In the tumultuous period after the First World War in the US and the UK, cultural practices concerning marriage and family were the most liable to become the focus of bio-social inquiry since anything connected to marriage and reproduction immediately addressed the connections between nature and society.  The use of natural and biological evidence, in period of social change (and fears of the pervasiveness of irrationality)  and quick developments of disciplines such as primatology, was a way of grounding social inquiry ‘objectively’ (and not too infrequently quantitatively)  and of addressing such vexing issues as proper methodology as well as criteria for disciplinary progress.  As importantly, biology and ethology were part of an argument for the distinctiveness of human social mores (as opposed to whatever “customs” animals practiced in nature).

Davis were keen to show that while primate studies and accounts of social insects allowed some insight into human social (and sexual behavior), the connections between biology, culture and animal ethology only serve to, in Davis’ case, establish a basic principle: “the use of sexual stimulation in a system of dominance to attain non-sexual ends.”

The point which he seeks to establish has to do not with the reduction of human to animal behavior but rather to use ethology to make a profounder and more important point about prostitution as a human social institution.   This was- ” prostitution resembles…behavior found in our most respectable institutions” (“The Sociology of Prostitution.”) 

Similarly in his textbook Human Society (1949), he narrated the similarities between human and primate cultures only to accentuate the distinctions between them, nothing that while in primates “exaggeration, modification and complication of more complex traits occur primarily on a physiological basis, they occur in human society on a cultural basis.”  While there were deep similarities between animal and human, human society nonetheless created a caste system and division of labor more complex than anything found among primates. Most importantly, human beings, though similar in some respects to primates regarding “neural complexity,” only man alone was “capable of evolving a system of arbitrary symbolic communication” (44).

The purposes of this excursion have been to illustrate, however briefly, that the bio-social perspective existed before the Second World War, with enough likeness to give us pause about Fox and others protestations to complete novelty; that the inquiry of bio social anthropology is nonetheless as a distinct post-war development which must be untangled from both sociobiology and social biology; that recourse to biology and ethology in biologically inclined social theories, far from heralding any profound statements about human nature, is argumentatively and evidence-wise used as a “step in the ladder” to a more important point about the particularity of human social institutions.

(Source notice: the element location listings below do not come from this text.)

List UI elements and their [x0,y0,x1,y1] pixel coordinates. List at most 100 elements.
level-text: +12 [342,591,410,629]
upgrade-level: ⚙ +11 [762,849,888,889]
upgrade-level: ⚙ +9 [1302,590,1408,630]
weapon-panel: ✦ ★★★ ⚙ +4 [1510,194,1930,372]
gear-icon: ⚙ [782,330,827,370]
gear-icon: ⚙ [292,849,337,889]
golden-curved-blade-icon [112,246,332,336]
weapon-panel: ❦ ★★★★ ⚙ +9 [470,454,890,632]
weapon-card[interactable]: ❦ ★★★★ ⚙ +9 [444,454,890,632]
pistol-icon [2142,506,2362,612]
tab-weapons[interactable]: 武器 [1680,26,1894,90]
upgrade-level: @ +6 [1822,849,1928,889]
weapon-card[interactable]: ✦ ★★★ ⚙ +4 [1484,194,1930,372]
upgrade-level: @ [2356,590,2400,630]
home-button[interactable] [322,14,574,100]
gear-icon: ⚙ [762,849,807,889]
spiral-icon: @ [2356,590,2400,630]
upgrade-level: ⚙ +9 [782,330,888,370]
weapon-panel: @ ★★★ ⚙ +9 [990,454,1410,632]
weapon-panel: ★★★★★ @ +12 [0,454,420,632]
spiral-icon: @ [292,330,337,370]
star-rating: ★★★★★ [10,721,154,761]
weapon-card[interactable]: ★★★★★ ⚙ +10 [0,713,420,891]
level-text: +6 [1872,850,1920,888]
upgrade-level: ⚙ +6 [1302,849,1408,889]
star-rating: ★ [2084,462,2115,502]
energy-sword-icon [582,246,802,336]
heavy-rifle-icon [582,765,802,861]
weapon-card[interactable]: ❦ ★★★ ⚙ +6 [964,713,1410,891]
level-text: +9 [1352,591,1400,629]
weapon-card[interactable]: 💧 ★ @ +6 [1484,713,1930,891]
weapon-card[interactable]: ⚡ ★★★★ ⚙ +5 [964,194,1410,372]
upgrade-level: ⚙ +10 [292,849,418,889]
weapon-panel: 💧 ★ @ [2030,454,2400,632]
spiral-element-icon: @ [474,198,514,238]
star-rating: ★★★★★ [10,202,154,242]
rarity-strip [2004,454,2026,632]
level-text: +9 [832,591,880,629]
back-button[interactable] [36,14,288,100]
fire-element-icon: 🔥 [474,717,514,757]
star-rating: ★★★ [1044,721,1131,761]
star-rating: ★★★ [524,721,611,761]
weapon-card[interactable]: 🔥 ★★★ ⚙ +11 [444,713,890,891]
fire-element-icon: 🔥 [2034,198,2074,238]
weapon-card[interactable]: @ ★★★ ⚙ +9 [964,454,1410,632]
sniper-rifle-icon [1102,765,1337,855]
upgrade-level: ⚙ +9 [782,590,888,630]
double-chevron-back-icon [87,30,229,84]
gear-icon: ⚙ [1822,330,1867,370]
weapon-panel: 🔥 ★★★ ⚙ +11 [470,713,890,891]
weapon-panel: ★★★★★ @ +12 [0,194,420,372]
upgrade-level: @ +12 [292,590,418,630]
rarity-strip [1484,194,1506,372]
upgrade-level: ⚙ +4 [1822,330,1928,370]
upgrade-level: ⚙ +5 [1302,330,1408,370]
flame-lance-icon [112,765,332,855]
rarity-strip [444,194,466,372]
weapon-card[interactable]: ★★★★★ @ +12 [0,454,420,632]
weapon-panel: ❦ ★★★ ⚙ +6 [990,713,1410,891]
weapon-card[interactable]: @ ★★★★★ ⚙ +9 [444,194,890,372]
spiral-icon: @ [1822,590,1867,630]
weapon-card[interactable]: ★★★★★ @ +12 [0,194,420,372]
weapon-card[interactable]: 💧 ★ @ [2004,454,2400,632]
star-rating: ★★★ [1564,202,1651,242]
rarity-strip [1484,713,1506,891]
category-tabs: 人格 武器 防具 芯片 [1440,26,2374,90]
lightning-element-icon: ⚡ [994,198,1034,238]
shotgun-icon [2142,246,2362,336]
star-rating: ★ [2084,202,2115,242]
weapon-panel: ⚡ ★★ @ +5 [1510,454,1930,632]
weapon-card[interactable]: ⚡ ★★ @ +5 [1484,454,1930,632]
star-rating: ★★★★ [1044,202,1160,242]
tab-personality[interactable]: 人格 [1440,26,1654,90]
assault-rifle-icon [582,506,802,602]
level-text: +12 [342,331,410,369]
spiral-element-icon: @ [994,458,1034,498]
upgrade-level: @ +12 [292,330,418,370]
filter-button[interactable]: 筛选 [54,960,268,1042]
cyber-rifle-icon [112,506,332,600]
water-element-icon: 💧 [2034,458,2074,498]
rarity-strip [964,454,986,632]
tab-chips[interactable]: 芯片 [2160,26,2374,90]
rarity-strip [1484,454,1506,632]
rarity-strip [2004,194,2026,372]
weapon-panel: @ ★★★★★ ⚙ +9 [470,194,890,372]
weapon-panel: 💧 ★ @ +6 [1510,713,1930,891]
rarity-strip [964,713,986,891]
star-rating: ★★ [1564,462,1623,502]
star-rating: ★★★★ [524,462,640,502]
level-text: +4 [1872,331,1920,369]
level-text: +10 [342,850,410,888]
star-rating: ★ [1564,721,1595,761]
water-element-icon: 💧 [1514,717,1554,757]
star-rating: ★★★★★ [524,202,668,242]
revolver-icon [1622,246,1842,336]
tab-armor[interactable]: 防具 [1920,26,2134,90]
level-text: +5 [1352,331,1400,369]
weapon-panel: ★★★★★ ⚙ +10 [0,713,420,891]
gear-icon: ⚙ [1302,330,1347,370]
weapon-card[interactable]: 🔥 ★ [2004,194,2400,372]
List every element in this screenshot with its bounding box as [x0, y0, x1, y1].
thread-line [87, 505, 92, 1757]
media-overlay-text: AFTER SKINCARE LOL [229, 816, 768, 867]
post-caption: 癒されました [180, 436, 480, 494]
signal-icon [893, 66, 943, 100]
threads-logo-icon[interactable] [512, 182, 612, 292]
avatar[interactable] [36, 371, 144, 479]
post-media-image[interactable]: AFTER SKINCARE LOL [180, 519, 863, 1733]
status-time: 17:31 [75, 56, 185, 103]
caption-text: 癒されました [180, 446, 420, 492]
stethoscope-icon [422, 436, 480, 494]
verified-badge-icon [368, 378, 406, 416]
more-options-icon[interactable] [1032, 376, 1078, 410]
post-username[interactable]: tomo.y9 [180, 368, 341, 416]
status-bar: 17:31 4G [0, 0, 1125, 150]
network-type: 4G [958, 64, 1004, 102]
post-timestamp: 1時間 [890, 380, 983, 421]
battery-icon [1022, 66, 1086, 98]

In the next post, I will go into further detail about the interconnections and distinctions between biosocial anthropology and sociobiology. This will also examine Fox’s publications on incest and kinship in greater detail.  The next post will also try to assess whether, biosociology (like Davis’ bio-social science) is explicitly anti-reductionist in its use of biology.  If such is the case then there would have to be a concerted effort to recast this inquiry into the connections between nature and society outside the existing narratives of reductionism and determinism. The question of course remains open as to whether sociobiology engages in the same anti-reductionist work, and this will be dealt with as well.